Privacy & Information Security Law Blog

On October 29, 2012, the UK Information Commissioner’s Office (“ICO”) served private sector financial services company The Prudential Assurance Company Limited (“Prudential”) with a monetary penalty of £50,000 in connection with a serious violation of the Data Protection Act 1998 (“DPA”). The violation concerned a mix-up involving Prudential customer details. In March 2007, the customer records of two individuals who shared the same first name, surname and date of birth were mistakenly merged into a single customer record.
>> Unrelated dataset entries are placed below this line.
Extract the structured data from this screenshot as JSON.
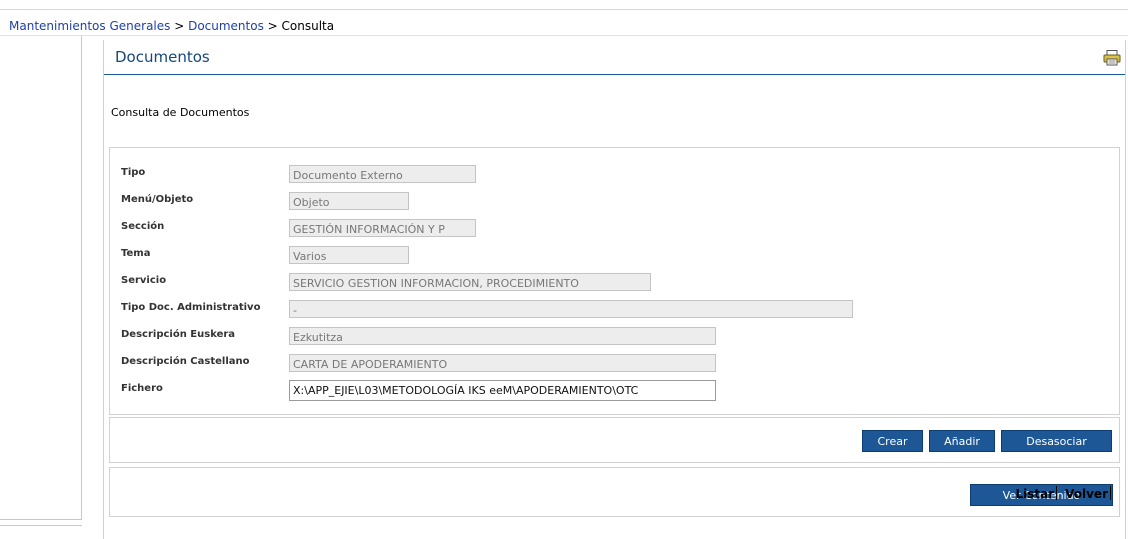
{
  "breadcrumb": {
    "item1": "Mantenimientos Generales",
    "sep1": " > ",
    "item2": "Documentos",
    "sep2": " > ",
    "current": "Consulta"
  },
  "header": {
    "title": "Documentos",
    "print_icon": "printer-icon"
  },
  "subtitle": "Consulta de Documentos",
  "form": {
    "fields": [
      {
        "label": "Tipo",
        "value": "Documento Externo"
      },
      {
        "label": "Menú/Objeto",
        "value": "Objeto"
      },
      {
        "label": "Sección",
        "value": "GESTIÓN INFORMACIÓN Y P"
      },
      {
        "label": "Tema",
        "value": "Varios"
      },
      {
        "label": "Servicio",
        "value": "SERVICIO GESTION INFORMACION, PROCEDIMIENTO"
      },
      {
        "label": "Tipo Doc. Administrativo",
        "value": "-"
      },
      {
        "label": "Descripción Euskera",
        "value": "Ezkutitza"
      },
      {
        "label": "Descripción Castellano",
        "value": "CARTA DE APODERAMIENTO"
      },
      {
        "label": "Fichero",
        "value": "X:\\APP_EJIE\\L03\\METODOLOGÍA IKS eeM\\APODERAMIENTO\\OTC"
      }
    ]
  },
  "actions": {
    "crear": "Crear",
    "anadir": "Añadir",
    "desasociar": "Desasociar",
    "ver_contenido": "Ver Contenido"
  },
  "footer": {
    "listar": "Listar",
    "volver": "Volver"
  },
  "colors": {
    "accent": "#1d5795",
    "title": "#14467f",
    "link": "#1f3fa8"
  }
}
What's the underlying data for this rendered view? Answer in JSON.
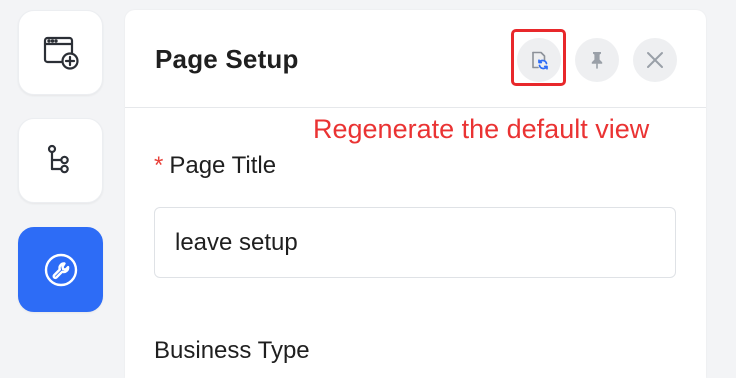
{
  "sidebar": {
    "items": [
      {
        "icon": "window-add-icon",
        "active": false
      },
      {
        "icon": "flow-tree-icon",
        "active": false
      },
      {
        "icon": "wrench-icon",
        "active": true
      }
    ]
  },
  "panel": {
    "title": "Page Setup",
    "header_buttons": [
      {
        "icon": "regenerate-icon"
      },
      {
        "icon": "pin-icon"
      },
      {
        "icon": "close-icon"
      }
    ],
    "annotation": "Regenerate the default view",
    "fields": {
      "page_title": {
        "required_mark": "*",
        "label": "Page Title",
        "value": "leave setup"
      },
      "business_type": {
        "label": "Business Type"
      }
    }
  },
  "colors": {
    "accent": "#2d6cf6",
    "annotation": "#ea3333",
    "required": "#e8413a"
  }
}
Over the course of the following three years, mortgage and pension policy information relating to each customer was routinely sent to the wrong individual until Prudential took steps to separate the two customers’ records in September 2010.
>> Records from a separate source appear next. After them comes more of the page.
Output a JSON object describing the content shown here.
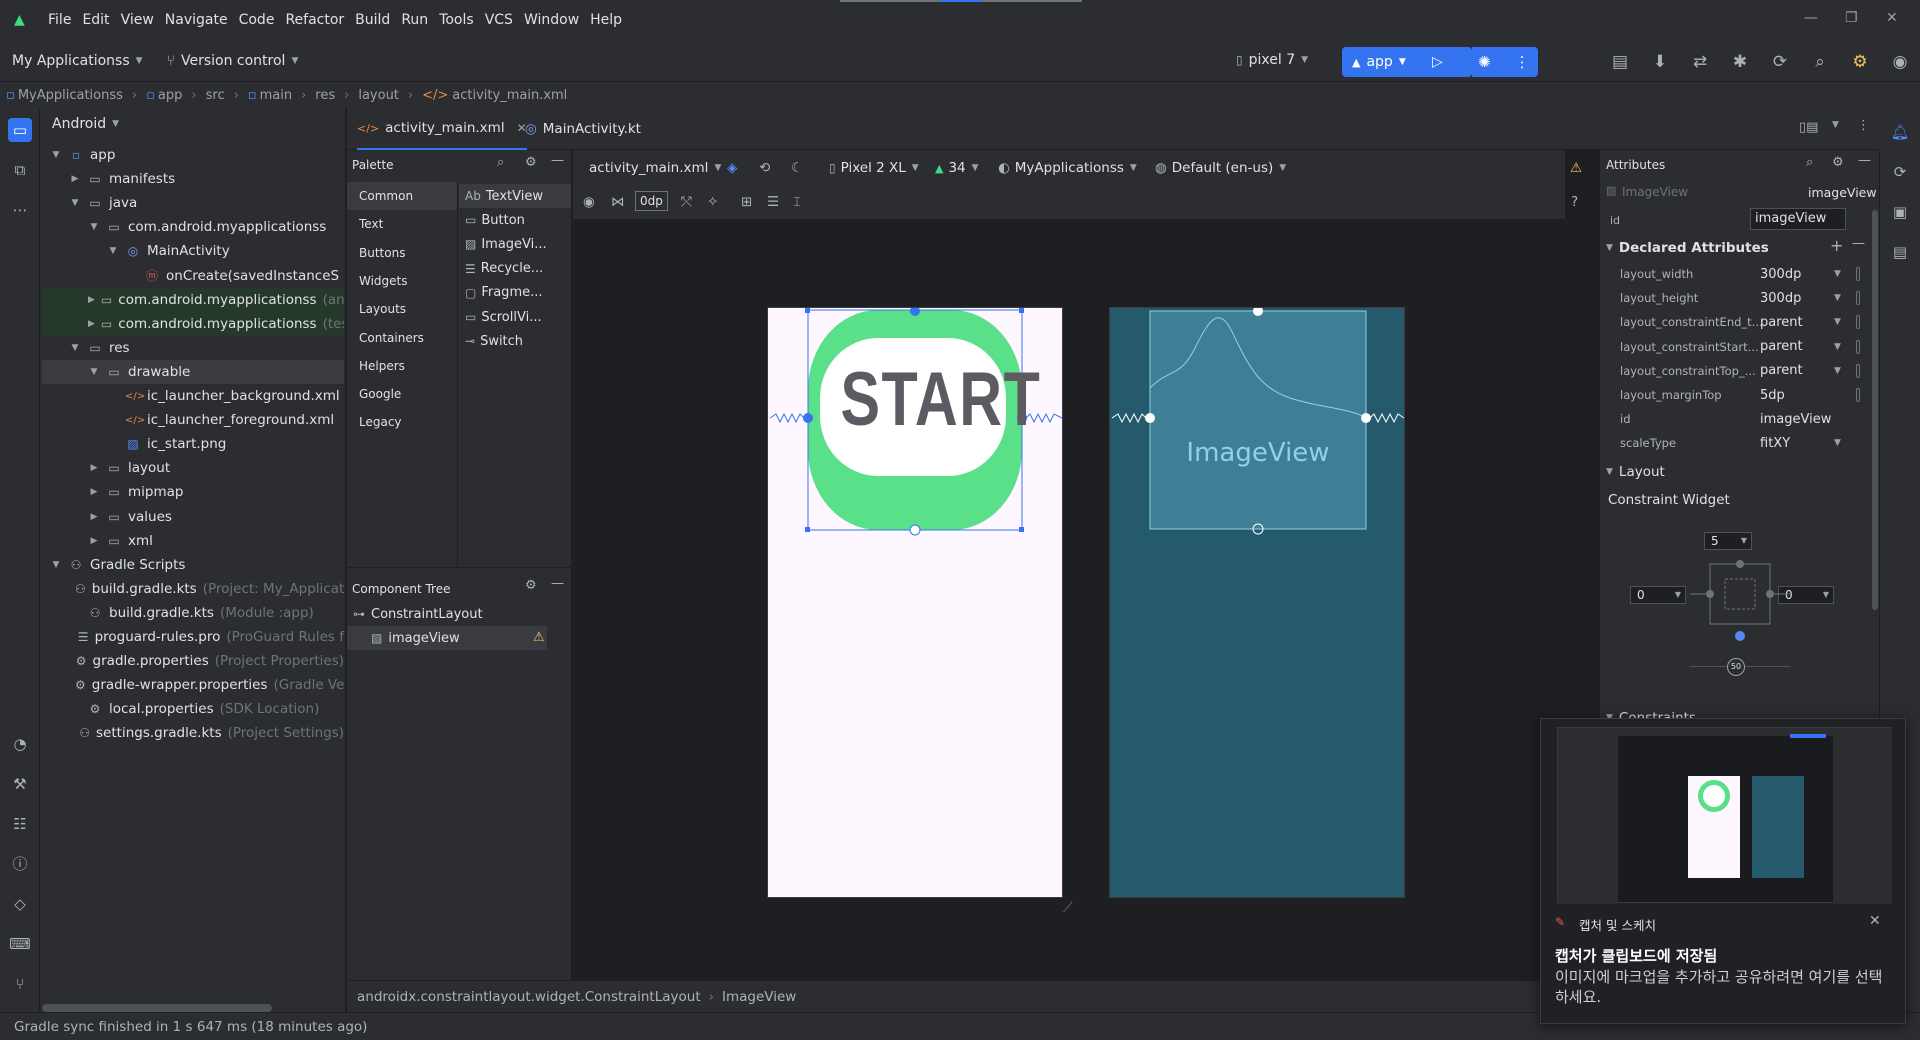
{
  "menu": [
    "File",
    "Edit",
    "View",
    "Navigate",
    "Code",
    "Refactor",
    "Build",
    "Run",
    "Tools",
    "VCS",
    "Window",
    "Help"
  ],
  "toolbar": {
    "project": "My Applicationss",
    "vcs": "Version control",
    "device": "pixel 7",
    "run_config": "app"
  },
  "breadcrumb": [
    "MyApplicationss",
    "app",
    "src",
    "main",
    "res",
    "layout",
    "activity_main.xml"
  ],
  "project_panel": {
    "title": "Android",
    "tree": [
      {
        "label": "app",
        "level": 0,
        "expanded": true,
        "icon": "module-icon"
      },
      {
        "label": "manifests",
        "level": 1,
        "expanded": false,
        "icon": "folder-icon"
      },
      {
        "label": "java",
        "level": 1,
        "expanded": true,
        "icon": "folder-icon"
      },
      {
        "label": "com.android.myapplicationss",
        "level": 2,
        "expanded": true,
        "icon": "package-icon"
      },
      {
        "label": "MainActivity",
        "level": 3,
        "expanded": true,
        "icon": "kotlin-class-icon"
      },
      {
        "label": "onCreate(savedInstanceS",
        "level": 4,
        "icon": "method-icon"
      },
      {
        "label": "com.android.myapplicationss",
        "hint": "(andr",
        "level": 2,
        "expanded": false,
        "icon": "package-icon"
      },
      {
        "label": "com.android.myapplicationss",
        "hint": "(test",
        "level": 2,
        "expanded": false,
        "icon": "package-icon"
      },
      {
        "label": "res",
        "level": 1,
        "expanded": true,
        "icon": "folder-icon"
      },
      {
        "label": "drawable",
        "level": 2,
        "expanded": true,
        "icon": "folder-icon"
      },
      {
        "label": "ic_launcher_background.xml",
        "level": 3,
        "icon": "xml-icon"
      },
      {
        "label": "ic_launcher_foreground.xml",
        "level": 3,
        "icon": "xml-icon"
      },
      {
        "label": "ic_start.png",
        "level": 3,
        "icon": "image-icon"
      },
      {
        "label": "layout",
        "level": 2,
        "expanded": false,
        "icon": "folder-icon"
      },
      {
        "label": "mipmap",
        "level": 2,
        "expanded": false,
        "icon": "folder-icon"
      },
      {
        "label": "values",
        "level": 2,
        "expanded": false,
        "icon": "folder-icon"
      },
      {
        "label": "xml",
        "level": 2,
        "expanded": false,
        "icon": "folder-icon"
      },
      {
        "label": "Gradle Scripts",
        "level": 0,
        "expanded": true,
        "icon": "gradle-icon"
      },
      {
        "label": "build.gradle.kts",
        "hint": "(Project: My_Applicati",
        "level": 1,
        "icon": "gradle-file-icon"
      },
      {
        "label": "build.gradle.kts",
        "hint": "(Module :app)",
        "level": 1,
        "icon": "gradle-file-icon"
      },
      {
        "label": "proguard-rules.pro",
        "hint": "(ProGuard Rules f",
        "level": 1,
        "icon": "text-file-icon"
      },
      {
        "label": "gradle.properties",
        "hint": "(Project Properties)",
        "level": 1,
        "icon": "settings-file-icon"
      },
      {
        "label": "gradle-wrapper.properties",
        "hint": "(Gradle Ve",
        "level": 1,
        "icon": "settings-file-icon"
      },
      {
        "label": "local.properties",
        "hint": "(SDK Location)",
        "level": 1,
        "icon": "settings-file-icon"
      },
      {
        "label": "settings.gradle.kts",
        "hint": "(Project Settings)",
        "level": 1,
        "icon": "gradle-file-icon"
      }
    ]
  },
  "editor_tabs": [
    {
      "label": "activity_main.xml",
      "active": true
    },
    {
      "label": "MainActivity.kt",
      "active": false
    }
  ],
  "palette": {
    "title": "Palette",
    "categories": [
      "Common",
      "Text",
      "Buttons",
      "Widgets",
      "Layouts",
      "Containers",
      "Helpers",
      "Google",
      "Legacy"
    ],
    "items": [
      {
        "prefix": "Ab",
        "label": "TextView"
      },
      {
        "prefix": "▭",
        "label": "Button"
      },
      {
        "prefix": "▨",
        "label": "ImageVi..."
      },
      {
        "prefix": "☰",
        "label": "Recycle..."
      },
      {
        "prefix": "▢",
        "label": "Fragme..."
      },
      {
        "prefix": "▭",
        "label": "ScrollVi..."
      },
      {
        "prefix": "⊸",
        "label": "Switch"
      }
    ]
  },
  "component_tree": {
    "title": "Component Tree",
    "root": "ConstraintLayout",
    "child": "imageView"
  },
  "design_toolbar": {
    "file": "activity_main.xml",
    "device": "Pixel 2 XL",
    "api": "34",
    "theme": "MyApplicationss",
    "locale": "Default (en-us)",
    "margin": "0dp"
  },
  "canvas": {
    "start_text": "START",
    "imageview_label": "ImageView"
  },
  "attributes": {
    "title": "Attributes",
    "component": "ImageView",
    "component_id": "imageView",
    "id_label": "id",
    "id_value": "imageView",
    "declared_title": "Declared Attributes",
    "declared": [
      {
        "name": "layout_width",
        "value": "300dp",
        "dropdown": true
      },
      {
        "name": "layout_height",
        "value": "300dp",
        "dropdown": true
      },
      {
        "name": "layout_constraintEnd_t...",
        "value": "parent",
        "dropdown": true
      },
      {
        "name": "layout_constraintStart...",
        "value": "parent",
        "dropdown": true
      },
      {
        "name": "layout_constraintTop_...",
        "value": "parent",
        "dropdown": true
      },
      {
        "name": "layout_marginTop",
        "value": "5dp",
        "dropdown": false
      },
      {
        "name": "id",
        "value": "imageView",
        "dropdown": false
      },
      {
        "name": "scaleType",
        "value": "fitXY",
        "dropdown": true
      }
    ],
    "layout_title": "Layout",
    "constraint_widget": "Constraint Widget",
    "margin_top": "5",
    "margin_left": "0",
    "margin_right": "0",
    "bias": "50",
    "constraints_title": "Constraints"
  },
  "crumbbar": [
    "androidx.constraintlayout.widget.ConstraintLayout",
    "ImageView"
  ],
  "status": "Gradle sync finished in 1 s 647 ms (18 minutes ago)",
  "toast": {
    "app": "캡처 및 스케치",
    "title": "캡처가 클립보드에 저장됨",
    "body": "이미지에 마크업을 추가하고 공유하려면 여기를 선택하세요."
  },
  "colors": {
    "accent": "#3574f0",
    "android_green": "#3ddc84",
    "blueprint": "#245a6c",
    "warning": "#f2c55c"
  }
}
Under Sections 55A and 55B of the DPA, the ICO has the power to impose monetary penalties of up to £500,000 for serious violations that may cause substantial damage or distress. The ICO fined Prudential £50,000 on the following grounds:

• Prudential breached the Fourth Data Protection Principle in the DPA, which requires data controllers to ensure that personal data are accurate and up to date; and
• the breach was of a kind likely to cause substantial damage or distress, given the potential for financial loss and identity fraud, and given that one of the customers was able to transfer funds from a policy belonging to the other customer.

In addition to the ICO’s monetary penalty, Prudential paid compensation to both of the affected individuals.

This latest ICO fine is notable both because it is the first time the ICO has levied a monetary penalty for a violation that did not relate to a data loss, and because the enforcement action involved a private sector entity. Up to this point, the vast majority of the ICO’s monetary penalties have been imposed on public sector organizations. In a press release, ICO Head of Enforcement Stephen Eckersley commented on the fine, saying “[i]naccurate information on a customer’s record, particularly when the record relates to an individual’s financial affairs, can have a significant impact on someone’s life. We hope this penalty sends a message to all organisations, but particularly those in the financial sector, that adequate checks must be in place to ensure people’s records are accurate.”